Tuesday 27 November 2012

John Scalzi's ... Ghost Brigades

One thing I liked straight away about this book is that I found it in hardback in the library - always gives a book more depth and character - and the next thing was the cover art. I like! I like it in a boyish way, with a little of the same wow! gosh! factor of walking away from first seeing Star Wars on a big screen at age... ten? twelve? The cover has a space battle above a planet, anyway. Pretty generic, but it sets the scene. Inside back jacket tells me the artist's name is John Harris. Let me look him up... Aha. I see that he's illustrated for the likes of Allen Steele and Jack McDevitt, both of whom I've been reading in the past few months.

But onto the story. John Scalzi is a joker, which I learned from following him on Twitter. Read the opening of Ghost Brigades and you'll see an example... let me say no more. It was a neat trick, well pulled off. So far, I can see that JS is staying true to the war-in-space genre of the first in the series, Old Man's War (see my last post), expertly imagining future technology, alien technology, interstellar genocidal warfare, and what that might do to the human (and other) people who get caught up in the military mincing machine. This last part, the human story, is the only reason I would read the whole thing. What happens to people who live and breathe the disciplined and controlled application of deadly violence?

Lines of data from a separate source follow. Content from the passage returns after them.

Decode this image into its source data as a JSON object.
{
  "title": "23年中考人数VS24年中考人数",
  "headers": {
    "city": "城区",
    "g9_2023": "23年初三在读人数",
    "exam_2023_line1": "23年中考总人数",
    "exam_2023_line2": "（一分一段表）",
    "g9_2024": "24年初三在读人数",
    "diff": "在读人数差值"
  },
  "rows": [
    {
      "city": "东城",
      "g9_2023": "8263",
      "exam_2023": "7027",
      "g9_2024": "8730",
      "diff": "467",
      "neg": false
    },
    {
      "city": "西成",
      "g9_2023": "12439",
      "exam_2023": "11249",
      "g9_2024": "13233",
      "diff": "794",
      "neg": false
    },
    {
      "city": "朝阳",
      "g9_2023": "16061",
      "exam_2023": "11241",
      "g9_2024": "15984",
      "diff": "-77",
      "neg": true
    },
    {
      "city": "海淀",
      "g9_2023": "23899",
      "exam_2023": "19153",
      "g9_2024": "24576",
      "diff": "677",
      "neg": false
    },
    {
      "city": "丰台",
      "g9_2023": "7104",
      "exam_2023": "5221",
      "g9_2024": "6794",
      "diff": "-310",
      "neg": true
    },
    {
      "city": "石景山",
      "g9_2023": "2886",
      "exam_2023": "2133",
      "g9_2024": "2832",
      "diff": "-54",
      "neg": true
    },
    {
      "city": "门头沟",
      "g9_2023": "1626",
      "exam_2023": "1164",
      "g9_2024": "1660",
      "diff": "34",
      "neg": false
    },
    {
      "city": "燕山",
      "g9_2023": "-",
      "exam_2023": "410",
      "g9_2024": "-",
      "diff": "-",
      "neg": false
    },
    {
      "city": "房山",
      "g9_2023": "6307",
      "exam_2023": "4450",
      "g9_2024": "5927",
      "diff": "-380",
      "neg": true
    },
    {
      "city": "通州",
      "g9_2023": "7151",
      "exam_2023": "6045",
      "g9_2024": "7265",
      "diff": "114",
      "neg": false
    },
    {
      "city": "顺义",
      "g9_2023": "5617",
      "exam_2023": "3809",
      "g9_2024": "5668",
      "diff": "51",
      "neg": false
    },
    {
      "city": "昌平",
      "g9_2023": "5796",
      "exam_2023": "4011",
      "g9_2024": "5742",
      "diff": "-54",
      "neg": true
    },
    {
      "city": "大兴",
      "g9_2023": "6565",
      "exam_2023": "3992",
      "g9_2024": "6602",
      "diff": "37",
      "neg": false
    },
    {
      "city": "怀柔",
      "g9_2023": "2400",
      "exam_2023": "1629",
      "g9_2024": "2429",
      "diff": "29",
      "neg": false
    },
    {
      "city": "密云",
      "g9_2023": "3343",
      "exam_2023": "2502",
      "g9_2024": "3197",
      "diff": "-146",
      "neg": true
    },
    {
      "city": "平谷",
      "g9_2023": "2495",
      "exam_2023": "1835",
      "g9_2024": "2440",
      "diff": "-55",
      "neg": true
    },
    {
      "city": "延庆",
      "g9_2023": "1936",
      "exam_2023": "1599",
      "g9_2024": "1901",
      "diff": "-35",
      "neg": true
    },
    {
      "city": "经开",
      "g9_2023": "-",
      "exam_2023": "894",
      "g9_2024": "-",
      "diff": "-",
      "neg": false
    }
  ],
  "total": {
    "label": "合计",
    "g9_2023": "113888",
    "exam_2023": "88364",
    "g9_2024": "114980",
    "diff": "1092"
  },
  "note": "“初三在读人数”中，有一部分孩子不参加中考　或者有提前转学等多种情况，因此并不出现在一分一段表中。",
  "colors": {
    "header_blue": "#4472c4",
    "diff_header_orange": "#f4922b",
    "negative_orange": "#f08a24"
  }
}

The world we live in is over-militarised, and I grew up in a town neighbouring one in which 'squaddies', ordinary soldiers that is, are trained, barracked and sent out to do our government's bidding, to do their dirty work. And from the few times I met those young, beer-inclined, very physical men, I've wondered what chance they ever had of enjoying a normal human life, if there is such a thing. They're trained to be tough, ruthless and to obey their commanding officers. Civilians stay in their comforable homes and feel horrified at the innocents being bombed, sometimes at the expense of their own tax money; meanwhile, the frontline soldiers often feel that they're paying the price for those civilians' comfort. There's something screwed up here; perhaps you can enlighten me and tell me why one group of people are turned into killers while the rest of us rest easy and veg out in front of TV.

Governments maintain armies to keep hold of their status and economic position, not essentially to keep you and me in beer and Pringles. (Is this turning into a rant? I'll stop here.) So thankyou Mr Scalzi for making me think a little. If your series is intended, in part, to be a meditation on the present state of affairs, I'd better keep reading until the end of Book Three to appreciate the fulness of your thoughts.